Desdobló el papel que está marcado con su nombre.
—Es su letra —dice y aprieta los ojos.
No hay culpa.
Tengo que escribir esto, no por culpa sino porque tenés que leerlo. Leerlo y quemarlo. Leerlo y abollarlo y tirarlo mientras me puteas y maldecís. Pero después tenés que entregarlo al fuego del olvido. No podés guardarlo. No, no podés.
Lo sostiene con ambas manos. No tiembla. La brisa fría se cuela por la puerta abierta.
El perro duerme en el fondo, o no se da cuenta de que llegó, porque no ladra.
Y tengo que escribirlo así. Para que sientas que te lo estoy diciendo tranquilo y en paz, como cuando hablamos a través de la puerta del baño mientras te bañas. Con ese tono de amistad que siempre hablamos, aunque nunca íbamos a ser amigos. Vos decías que sí lo seríamos, estabas segura de eso.
Mordiéndose los labios, se pasa la mano por el rostro, sintiendo inútil esa frase.
Sus ojos siguen bajando, lentos. La luz que llega de la puerta no alcanza y no importa.
Me contabas todo y yo te decía que no tenías que hacerlo, que no era tu amigo ni confidente. Me hablabas de tu pasado y yo solo quería tenerte en el presente. No solo para mí, para nosotros.
Da un respiro y traga los mocos que se acumulan en su nariz.
Duda de seguir, los ojos se le nublan con lágrimas. Con el puño de la campera, se limpia los ojos, la nariz y la boca.
Y no empiezo con un "Amor mío" porque si no, querrías guardarlo, lo sé. Y estas palabras están escritas para arder. Su destino es ser humo de recuerdos.
Se detiene. Aprieta sus ojos con fuerza y las lágrimas caen por su mejilla fría. La brisa las seca dejando un hilo opaco.
Mira el suelo, sigue la sombra estirada de sus pies que llega hasta él.
—¿Por qué? — dice sollozando.
Te escribo así para que veas que no me pasaba nada, que no hiciste nada malo.
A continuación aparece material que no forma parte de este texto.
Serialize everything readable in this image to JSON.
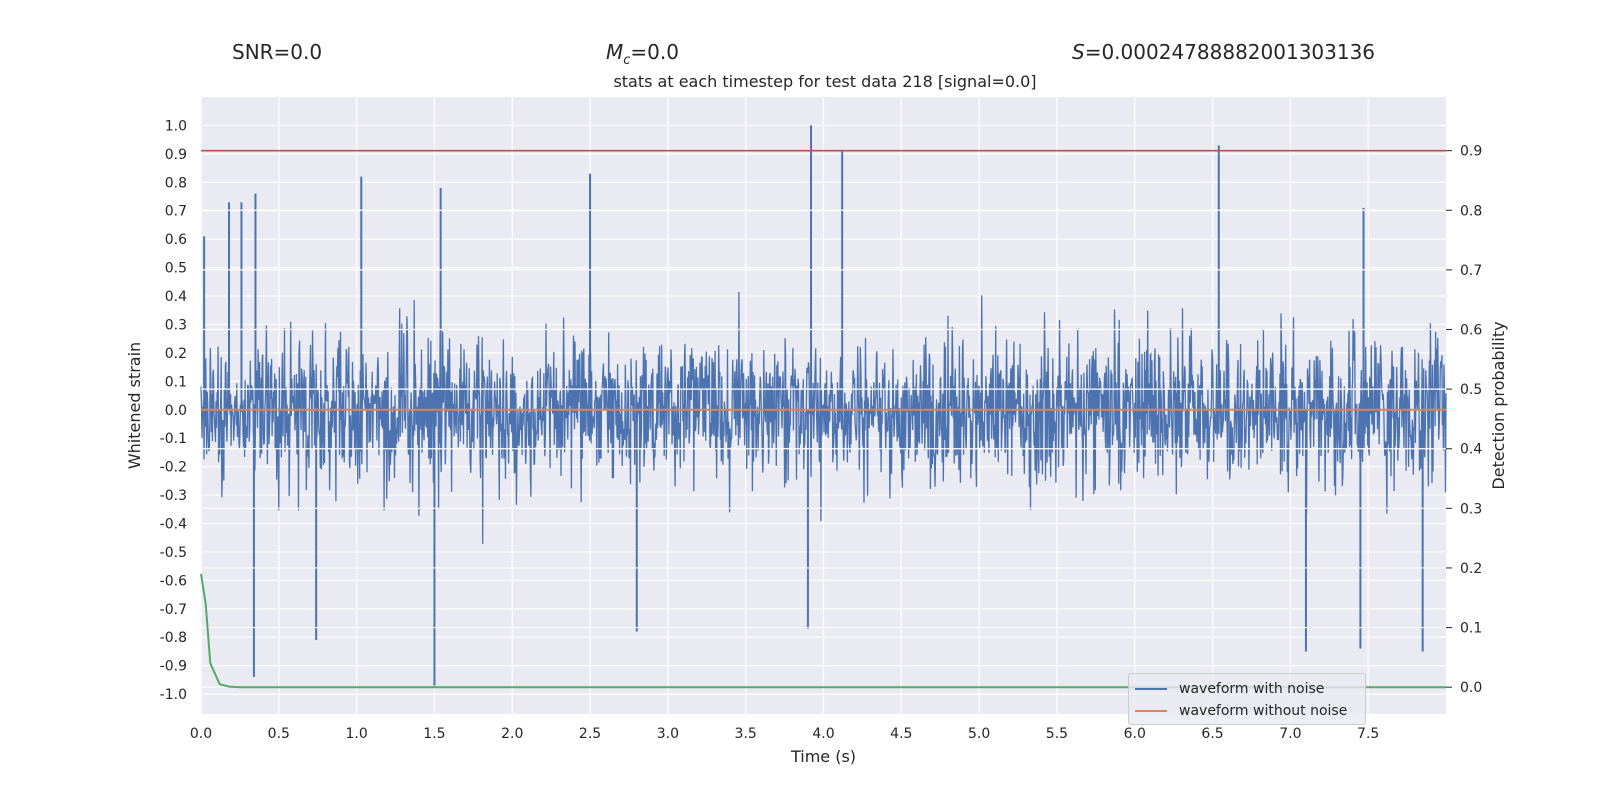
{
  "header": {
    "snr": "SNR=0.0",
    "mc_symbol": "M",
    "mc_sub": "c",
    "mc_value": "=0.0",
    "s_symbol": "S",
    "s_value": "=0.00024788882001303136"
  },
  "chart_data": {
    "type": "line",
    "title": "stats at each timestep for test data 218 [signal=0.0]",
    "xlabel": "Time (s)",
    "ylabel_left": "Whitened strain",
    "ylabel_right": "Detection probability",
    "xlim": [
      0.0,
      8.0
    ],
    "ylim_left": [
      -1.07,
      1.1
    ],
    "ylim_right": [
      -0.045,
      0.99
    ],
    "x_ticks": [
      "0.0",
      "0.5",
      "1.0",
      "1.5",
      "2.0",
      "2.5",
      "3.0",
      "3.5",
      "4.0",
      "4.5",
      "5.0",
      "5.5",
      "6.0",
      "6.5",
      "7.0",
      "7.5"
    ],
    "y_ticks_left": [
      "1.0",
      "0.9",
      "0.8",
      "0.7",
      "0.6",
      "0.5",
      "0.4",
      "0.3",
      "0.2",
      "0.1",
      "0.0",
      "-0.1",
      "-0.2",
      "-0.3",
      "-0.4",
      "-0.5",
      "-0.6",
      "-0.7",
      "-0.8",
      "-0.9",
      "-1.0"
    ],
    "y_ticks_right": [
      "0.9",
      "0.8",
      "0.7",
      "0.6",
      "0.5",
      "0.4",
      "0.3",
      "0.2",
      "0.1",
      "0.0"
    ],
    "series": [
      {
        "name": "waveform with noise",
        "color": "#4c72b0",
        "axis": "left",
        "description": "dense noisy waveform, mostly within [-0.5, 0.6]",
        "peaks": [
          [
            0.02,
            0.61
          ],
          [
            0.18,
            0.73
          ],
          [
            0.26,
            0.73
          ],
          [
            0.35,
            0.76
          ],
          [
            1.03,
            0.82
          ],
          [
            1.54,
            0.78
          ],
          [
            2.5,
            0.83
          ],
          [
            3.92,
            1.0
          ],
          [
            4.12,
            0.91
          ],
          [
            6.54,
            0.93
          ],
          [
            7.47,
            0.71
          ]
        ],
        "troughs": [
          [
            0.34,
            -0.94
          ],
          [
            0.74,
            -0.81
          ],
          [
            1.5,
            -0.97
          ],
          [
            2.8,
            -0.78
          ],
          [
            3.9,
            -0.77
          ],
          [
            7.1,
            -0.85
          ],
          [
            7.45,
            -0.84
          ],
          [
            7.85,
            -0.85
          ]
        ]
      },
      {
        "name": "waveform without noise",
        "color": "#dd8452",
        "axis": "left",
        "x": [
          0.0,
          8.0
        ],
        "y": [
          0.0,
          0.0
        ]
      },
      {
        "name": "detection probability",
        "color": "#55a868",
        "axis": "right",
        "x": [
          0.0,
          0.03,
          0.06,
          0.12,
          0.18,
          0.25,
          1.0,
          4.6,
          8.0
        ],
        "y": [
          0.19,
          0.14,
          0.04,
          0.005,
          0.001,
          0.0,
          0.0,
          0.0,
          0.0
        ]
      },
      {
        "name": "threshold",
        "color": "#c44e52",
        "axis": "right",
        "x": [
          0.0,
          8.0
        ],
        "y": [
          0.9,
          0.9
        ]
      }
    ],
    "legend": {
      "position": "bottom-right",
      "entries": [
        "waveform with noise",
        "waveform without noise"
      ]
    }
  }
}
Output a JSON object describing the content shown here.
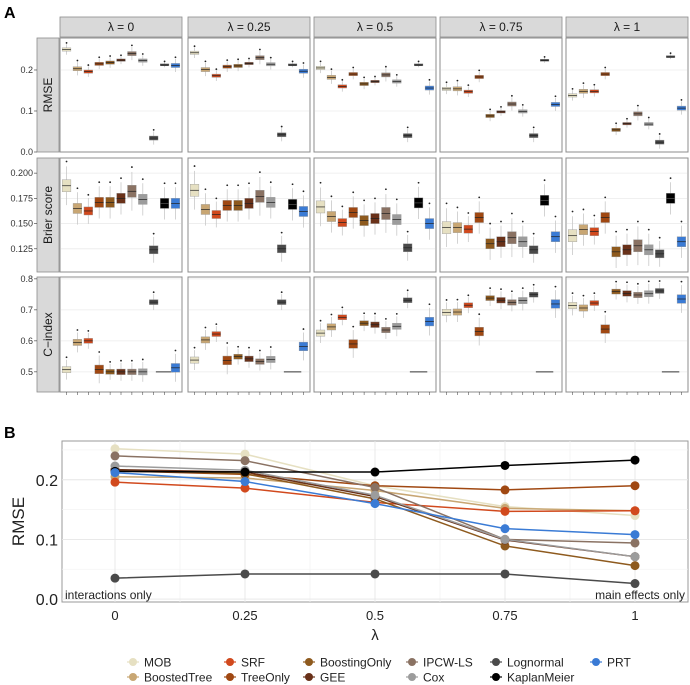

No me comió la rutina ni la desidia ni la melancolía. Mucho menos la melancolía, eso era tu fuerte, no el mío. No, no me comió nada más que yo mismo. ¡Me engullí, mastiqué y me escupí!
Tenía un sabor extraño, y ese sabor lo empecé a sentir en todos. Sí ¡Todos!
Levanta los ojos.
Un fuego la recorre y flexiona apenas sus dedos, apretando sus dientes. Se contiene para no abollar el papel todavía.
No quiere seguir. Sabe que todavía le queda mucho por leer.
Así pasó. Solo eso. No parece mucho, pero lo es. Cuando todo te sabe extraño, pasa algo muy raro: todo se va acumulando.
Al principio es llevadero, placentero te diría, lo extraño es asombroso: todo es visto de nuevo con otros ojos.
Luego lo extraño se vuelve extraño, como si hubiera un error que no podés ver. Y esos ojos dejan de renovar la vista, lo extraño se queda así: extraño.
El papel se le resbala. Queda inmóvil un momento, con las manos extendidas como si todavía sostuviera la carta.
Se sienta en el piso.
Y después ese error invisible se hace palpable, y solo hay una salida. La que tomé.
La carta tiembla ahora. O quizás es ella. O es un terremoto que sacude la tierra.
Su respiración también se agita temblorosa.
Por eso tenés que quemar esto. Todos los días tenés que bañarte y hablar conmigo como si estuviera detrás de la puerta escuchando sin responder y
Ella baja la mirada que despide lágrimas hacia el papel.
El silencio se espesa como si la habitación se tapara con nieve y algodón.
La brisa aumenta y mueve sus cabellos que se le pegan a sus mejillas mojadas.
Un sonido lejano atraviesa la noche: una sirena, baja, creciente, que responde a su llamado.
Él está ahí. Todavía está cerca, todavía puede tocarlo, hablarle.
Solo lo mira, como si pudiera decirle algo con el silencio, decirle que no pudo leerlo hasta el final, que no habrá fuego, no hoy.
Quiere gritarle que, quizás sus palabras nunca sean un bollo de papel en el fuego.